Baidu headquarters. Researchers from Palo Alto’s Unit 42 team say they found that Baidu Maps and Baidu Search Box were using a software development kit that was collecting a range of sensitive data on users. (simone.brunozzi, CC BY-SA 2.0 https://creativecommons.org/licenses/by-sa/2.0, via Wikimedia Commons)

Two of the most popular Chinese apps on the Google Play Store are leaking sensitive user information that could be used to track users for years, even after they’ve switched phones.

High-profile employees and executives who use these apps should be aware that this leaked data could potentially allow malicious cyber actors to spy on them and target their companies or clients.

Researchers from Palo Alto’s Unit 42 team used a machine learning-based spyware detection tool to monitor network traffic while analyzing Android applications to see what data they were quietly collecting. Among their findings: two widely used Chinese apps – Baidu Maps and Baidu Search Box – were using a software development kit that was collecting a range of sensitive data, such as the user’s MAC address, IMSI number and carrier information.

The problem is that unauthorized third parties could potentially access this same information if they know where to look for it. Then they could leverage this data to surreptitiously track a user’s location and other details through Stingray devices or intercept phone calls and text messages. It can also be used by cybercriminals to “take advantage of the leaked information to intercept phone calls or text messages” or “intercept messages that transfer information in plain text or with weak encryption,” according to a Nov. 24 blog post detailing Unit 42’s research.

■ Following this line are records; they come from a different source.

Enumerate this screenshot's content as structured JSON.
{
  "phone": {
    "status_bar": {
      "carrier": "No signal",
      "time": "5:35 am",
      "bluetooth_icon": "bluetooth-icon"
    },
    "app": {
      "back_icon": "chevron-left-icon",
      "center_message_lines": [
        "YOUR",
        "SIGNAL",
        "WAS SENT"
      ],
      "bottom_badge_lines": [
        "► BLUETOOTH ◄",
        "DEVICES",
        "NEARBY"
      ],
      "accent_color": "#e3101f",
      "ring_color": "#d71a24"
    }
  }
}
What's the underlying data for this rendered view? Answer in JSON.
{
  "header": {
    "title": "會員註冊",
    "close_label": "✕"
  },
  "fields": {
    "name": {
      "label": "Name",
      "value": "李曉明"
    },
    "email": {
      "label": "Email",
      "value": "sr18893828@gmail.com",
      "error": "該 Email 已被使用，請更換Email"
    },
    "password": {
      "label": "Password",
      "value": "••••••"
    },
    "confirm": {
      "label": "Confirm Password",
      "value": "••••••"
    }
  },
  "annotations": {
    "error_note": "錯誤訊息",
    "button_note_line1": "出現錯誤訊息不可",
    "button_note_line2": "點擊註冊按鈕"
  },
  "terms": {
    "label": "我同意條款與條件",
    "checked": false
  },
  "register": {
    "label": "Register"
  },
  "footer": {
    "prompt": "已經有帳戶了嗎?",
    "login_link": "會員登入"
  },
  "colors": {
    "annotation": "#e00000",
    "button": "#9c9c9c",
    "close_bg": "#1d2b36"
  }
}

The collection of such data is legal, though Google formally discourages Android developers from doing so in their best practices guidelines. In an interview with SC Media, Jen Miller-Osborn, deputy director of threat Intelligence at Unit 42, said her team doesn’t know what happens to that data after Baidu collects it, but many consumers may not know it’s being collected at all.

“There are a lot of apps that could collect this kind of data for any number of reasons, but it is sensitive and it’s something that users should be aware is being collected,” said Miller-Osborn.

Some of this data is housed within a phone’s SIM card, meaning this kind of tracking could potentially endure even after the user replaces their phone. IT security teams and C-Suite executives need to take “a real conscious and hard and thoughtful look at when and where [they’re] incorporating some of these…apps that are being downloaded,” Miller-Osborn said.

“Especially for people who might be potentially bigger targets, they need to…be aware of what is being collected on them and make a conscious decision [around] ‘is this worth the potential security risk?’”

Baidu Maps and Baidu Search Box are essentially the Chinese counterparts to Google Maps and Google’s search bar, both with hundreds of millions of users. The researchers say they reached out to both Baidu and Google with the findings, and that Google found unspecified “additional violations” with the apps and removed them from the Play Store on Oct. 28. A compliant version of the Baidu Search Box app was re-added to the store on Nov. 19, according to Palo Alto.

It’s far from the only example of Android mobile apps getting caught leaking sensitive information or being exploited by malicious actors to spread malware. It highlights the security risks that can be introduced by third-party providers selling their wares through Google’s Play Store and has led to calls in some quarters for Google to provide better oversight into how they regulate app developers.

Whatever changes do happen, Miller-Osborn said users should be given a real choice, not a few sentences tucked away in a terms of service agreement that nobody reads.

“It needs to be something where people can make an informed decision that this data is being collected – and if they agree with it that’s fine – but they need to be able to give informed consent,” she said.